LiveKit tutorials
This site contains simple, functional and comprehensible guided tutorials for LiveKit applications. They all offer basically the same functionality, but built with different platforms in the client side and the server side, all compatible with each other. Just choose the ones that better fit your needs.
You can use them purely for didactic purposes, but also as a solid starting point to build your own application.
What is LiveKit?#
LiveKit is an open source, cutting edge, end-to-end WebRTC stack with which you can build ultra-low latency real-time audio and video applications. It offers the latest technologies in terms of real-time media, and a fantastic collection of SDKs for both your application's server and client.
With the power of LiveKit you can add video conferencing capabilities to your platform, build the next big live streaming application or even add AI processing to your media flow (such as AI conversational agents or computer-vision recognition). The possibilities are truly endless!
Architecture of a Livekit application#
Any LiveKit application has 3 different parts:
- Your LiveKit Server: provides all the necessary infrastructure for streaming real-time audio and video. It can usually be treated as a black box in which its internal aspects are not important: you just deploy it and connect your application to it.
- Your Application Client: runs in your user devices and interacts with the LiveKit deployment through any LiveKit Client SDK. Your users will join rooms as participants to send and receive real-time audio and video tracks. It needs a token generated by the Application Server to join a room. Here you can find examples of Application Clients in different frontend languages: Application Clients.
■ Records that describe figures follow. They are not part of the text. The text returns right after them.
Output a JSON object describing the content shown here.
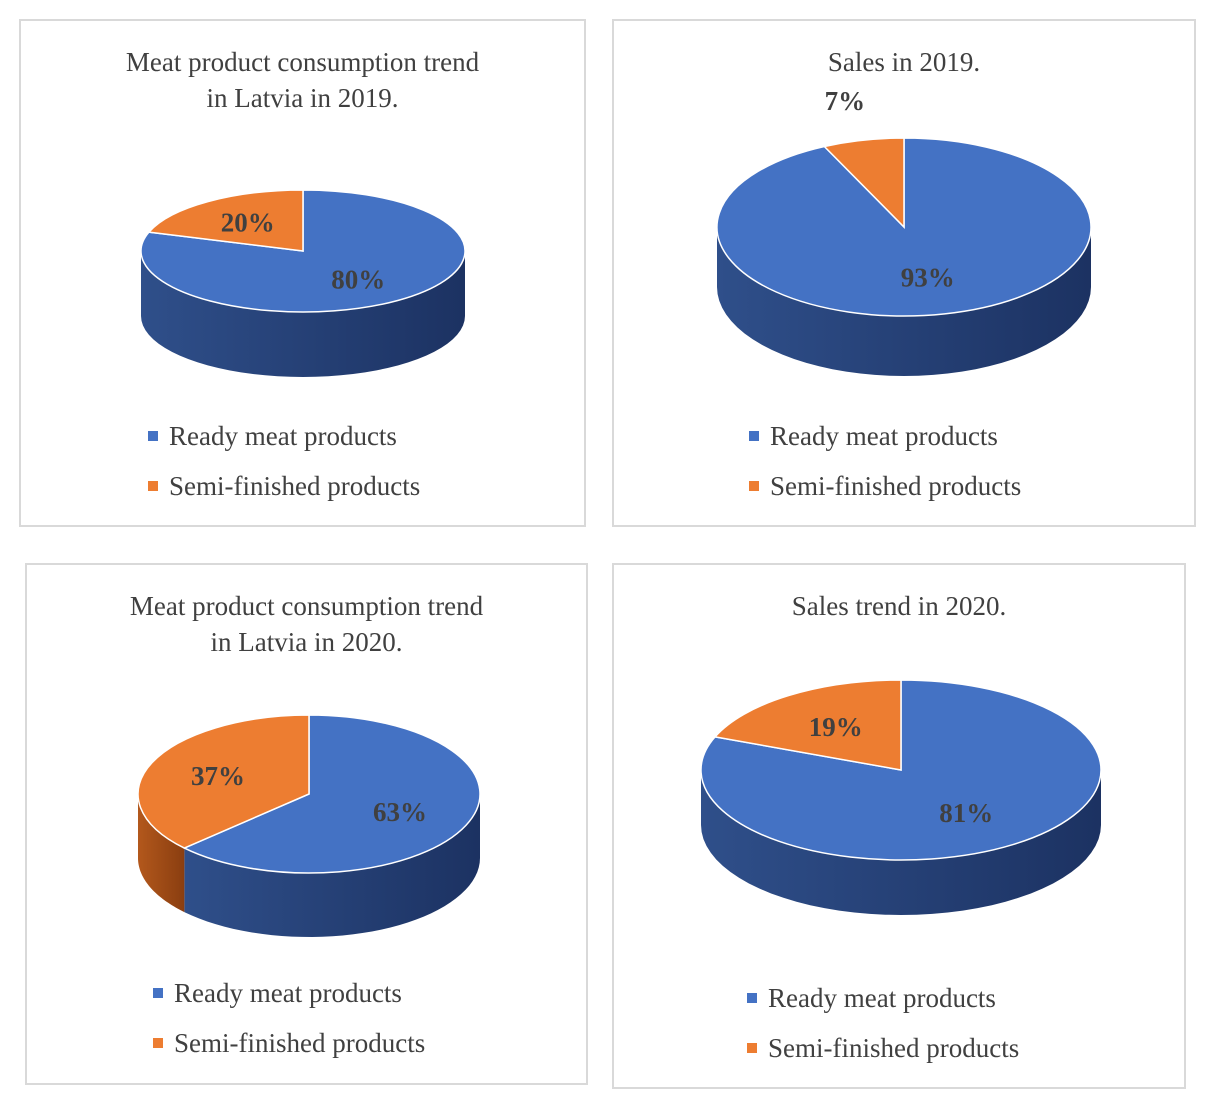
{
  "colors": {
    "ready_meat_products": "#4472c4",
    "semi_finished_products": "#ed7d31"
  },
  "legend_labels": [
    "Ready meat products",
    "Semi-finished products"
  ],
  "chart_data": [
    {
      "type": "pie",
      "style": "3d",
      "title": "Meat product consumption trend\nin Latvia in 2019.",
      "categories": [
        "Ready meat products",
        "Semi-finished products"
      ],
      "values": [
        80,
        20
      ],
      "labels": [
        "80%",
        "20%"
      ],
      "legend_position": "bottom"
    },
    {
      "type": "pie",
      "style": "3d",
      "title": "Sales in 2019.",
      "categories": [
        "Ready meat products",
        "Semi-finished products"
      ],
      "values": [
        93,
        7
      ],
      "labels": [
        "93%",
        "7%"
      ],
      "legend_position": "bottom"
    },
    {
      "type": "pie",
      "style": "3d",
      "title": "Meat product consumption trend\nin Latvia in 2020.",
      "categories": [
        "Ready meat products",
        "Semi-finished products"
      ],
      "values": [
        63,
        37
      ],
      "labels": [
        "63%",
        "37%"
      ],
      "legend_position": "bottom"
    },
    {
      "type": "pie",
      "style": "3d",
      "title": "Sales trend in 2020.",
      "categories": [
        "Ready meat products",
        "Semi-finished products"
      ],
      "values": [
        81,
        19
      ],
      "labels": [
        "81%",
        "19%"
      ],
      "legend_position": "bottom"
    }
  ]
}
- Your Application Server: interacts with the LiveKit deployment through any LiveKit Server SDK. At a minimum, it is responsible for the generation of tokens for the Application Client to join a room. But you can implement your own business logic managing rooms, participants and tracks from the safety of your Application Server. Here you can find examples of Application Servers in different backend languages: Application Servers.
Tutorials#
Application client tutorials#
Every application client below shares the same core functionality:
- Users request a LiveKit token to any application server to connect to a room.
- Users may publish their camera, microphone and screen-share.
- Users automatically subscribe to all media published by other users.
- Users may leave the room at any time.
Every application client below is interchangeable with the others, because:
- All of them are compatible with each other, meaning that participants are able to join the same LiveKit room from any of the client applications.
- All of them are compatible with any application server, meaning that they can request a LiveKit token from any of the server applications.
Application server tutorials#
Every application server below has two specific purposes:
- Generate LiveKit tokens on demand for any application client.
- Receive LiveKit webhook events.
To do so they all define two REST endpoints:
/token
: takes a room and participant name and returns a token./webhook
: for receiving webhook events from LiveKit Server.
They use the proper LiveKit Server SDK for their language, if available.
Advanced features tutorials#
Explore more advanced features of LiveKit! For now, we have implemented a basic recording tutorial and an advanced one, but our tutorials for streaming and ingesting are coming soon.
About the authors of this site#
This site has been created and is maintained by the OpenVidu team. OpenVidu developers have been working with real-time media for over a decade. We first developed Kurento as a powerful media server with low-level capabilities, and then built OpenVidu as a higher-level platform to simplify the development of real-time applications.
As the years went by, we continued to improve OpenVidu, making it more efficient, more versatile and more feature-rich. We finally made the decision to embrace mediasoup as the internal engine of the platform. mediasoup is an open source SFU designed down to the last detail to deliver the highest possible performance. We love this project: we are very close to it and have collaborated on it on several occasions.
We have helped thousands of developers, companies and organizations to build their real-time applications. Over the years we have seen a myriad of successful use cases built on top of OpenVidu: e-learning, telemedicine, video conferencing, live streaming, proctoring, real-time surveillance, remote assistance... The list goes on and on.
We are now bringing our expertise to LiveKit, and integrating its amazing WebRTC stack directly into OpenVidu.